BELA PAKSA (NOODWEER)
Dasar penghapusan atau peniadaan pidana mengenai “Bela Paksa (Noodweer)” ditegaskan dalam ketentuan Pasal 49 Kitab Undang – Undang Hukum Pidana ( KUHPidana) berbunyi:
(1) Tidak dipidana, barangsiapa melakukan perbuatan pembelaan terpaksa untuk diri sendiri maupun untuk orang lain, kehormatan kesusilaan atau harta benda sendiri maupun orang lain, karena ada serangan atau ancaman serangan yang sangat dekat, yang melawan hukum;
(2) Pembelaan terpaksa yang melampaui batas, yang langsung disebabkan oleh keguncangan jiwa yang hebat karena serangan atau ancaman serangan itu, tidak dipidana;
Naluri untuk membela diri bila terjadi serangan, pada dasarnya merupakan sifat dasar manusia untuk dapat mempertahankan kehidupannya. Hukum pidana melihat, bahwa sifat alamiah ini perlu dilembagakan, sehingga mendapat kejelasan dan perlindungan bila tindakan ini diperlukan. Mengacu pada istilah noodweer itu sendiri, yang secara kebahasaan berasal dari kata “nood” berarti “darurat” dan “weer” berarti “pembelaan”, sehingga istilah ini bila disatukan dapat diterjemahkan sebagai pembelaan darurat. Adapun istilah lain yang juga dipakai untuk menyebutkan situasi yang sama adalah notwehr, legitimate defense, atau rechtverdeding atau moderamen inculpatae tutelae.
Aturan mengenai tidak dapat dipidana tindakan yang bertujuan untuk membela diri ini sudah diatur sejak masa lalu, bahwa orang secara sendiri – sendiri menjaga dirinya dari setiap serangan yang datang. Lamintang menyebutnya sebagai “zaman pembalasan dendam secara pribadi” atau “private wraak” yang didasarkan pada suatu lex non scripta sed nata atau Hukum Yang Tidak Tertulis, khususnya yang berkaitan dengan perlindungan terhadap nyawa dan tubuh.
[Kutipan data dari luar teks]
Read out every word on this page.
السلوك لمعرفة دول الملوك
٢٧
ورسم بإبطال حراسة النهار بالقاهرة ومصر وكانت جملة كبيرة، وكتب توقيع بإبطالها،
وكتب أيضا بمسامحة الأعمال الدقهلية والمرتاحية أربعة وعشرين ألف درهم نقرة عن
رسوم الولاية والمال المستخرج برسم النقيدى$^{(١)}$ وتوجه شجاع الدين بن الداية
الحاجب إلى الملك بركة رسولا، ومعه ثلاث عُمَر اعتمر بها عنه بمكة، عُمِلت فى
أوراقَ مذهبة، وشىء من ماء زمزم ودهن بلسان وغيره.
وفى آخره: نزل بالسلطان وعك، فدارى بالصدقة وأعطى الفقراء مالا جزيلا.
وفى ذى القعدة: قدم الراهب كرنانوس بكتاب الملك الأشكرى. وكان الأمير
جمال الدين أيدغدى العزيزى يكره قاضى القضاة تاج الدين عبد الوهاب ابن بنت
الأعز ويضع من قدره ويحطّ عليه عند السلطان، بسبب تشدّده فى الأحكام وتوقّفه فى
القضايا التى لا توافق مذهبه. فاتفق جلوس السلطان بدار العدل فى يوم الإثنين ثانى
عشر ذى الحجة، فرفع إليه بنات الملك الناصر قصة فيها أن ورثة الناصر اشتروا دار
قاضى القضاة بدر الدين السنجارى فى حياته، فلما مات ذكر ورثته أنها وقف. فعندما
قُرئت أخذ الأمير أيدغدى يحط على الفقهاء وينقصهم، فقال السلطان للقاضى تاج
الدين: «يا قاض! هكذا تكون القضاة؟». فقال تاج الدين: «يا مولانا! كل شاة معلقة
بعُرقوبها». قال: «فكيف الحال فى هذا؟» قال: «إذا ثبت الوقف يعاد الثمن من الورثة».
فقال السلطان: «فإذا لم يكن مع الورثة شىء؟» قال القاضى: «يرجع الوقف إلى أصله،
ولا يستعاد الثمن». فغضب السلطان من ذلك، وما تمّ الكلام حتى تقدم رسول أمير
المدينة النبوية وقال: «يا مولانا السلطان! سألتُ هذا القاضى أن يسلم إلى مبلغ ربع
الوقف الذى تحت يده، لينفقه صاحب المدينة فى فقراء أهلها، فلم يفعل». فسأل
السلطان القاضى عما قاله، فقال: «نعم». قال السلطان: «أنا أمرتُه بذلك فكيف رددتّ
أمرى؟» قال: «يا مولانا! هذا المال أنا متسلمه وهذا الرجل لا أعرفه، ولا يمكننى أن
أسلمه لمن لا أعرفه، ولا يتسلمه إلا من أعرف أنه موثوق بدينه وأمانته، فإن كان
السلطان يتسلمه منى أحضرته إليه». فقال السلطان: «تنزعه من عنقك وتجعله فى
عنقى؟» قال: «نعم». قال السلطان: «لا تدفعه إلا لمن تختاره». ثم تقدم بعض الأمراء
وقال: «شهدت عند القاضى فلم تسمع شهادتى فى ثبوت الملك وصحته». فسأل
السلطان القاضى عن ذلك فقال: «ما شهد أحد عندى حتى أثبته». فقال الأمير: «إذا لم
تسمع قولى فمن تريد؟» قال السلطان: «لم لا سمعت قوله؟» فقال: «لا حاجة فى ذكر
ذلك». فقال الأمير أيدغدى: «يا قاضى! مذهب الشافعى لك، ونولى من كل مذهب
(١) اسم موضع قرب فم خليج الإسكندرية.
Dasar pemikiran ini kemudian disebut oleh Van Bemmelen sebagai “de weet staat hier eigen richting toe” (undang – undang telah memberikan izin untuk main hakim sendiri). Pandangan Van Bemmelen harus diterjemahkan secara hati – hati, karena tidak setiap serangan dapat dilakukan suatu pembelaan terpaksa dan pembelaan terpaksa inipun tidak dapat dilakukan dengan segala cara, karena pembelaan yang dilakukanpun dibatasi. Hal ini mengacu kepad istilah noodweer yang digunakan untuk menyebut situasi, yaitu “noodzakelijke verdediging tegen ogenblikkelijk wederrechtelijke aanranding” (pembelaan yang perlu dilakukan terhadap serangan yang bersifat seketika dan melawan hukum).
Beberapa pendapat yang berkaitan dengan dasar pemikiran keberadaan lembaga bela paksa, antara lain sebagai berikut:
VAN HAMEL menegaskan: “Bela paksa merupakan suatu hak, sehingga seseorang yang melakukan sesuatu bela paksa tidak dipidana, karena yang dilakukannya bukan merupakan suatu tindakan yang melawan hukum”.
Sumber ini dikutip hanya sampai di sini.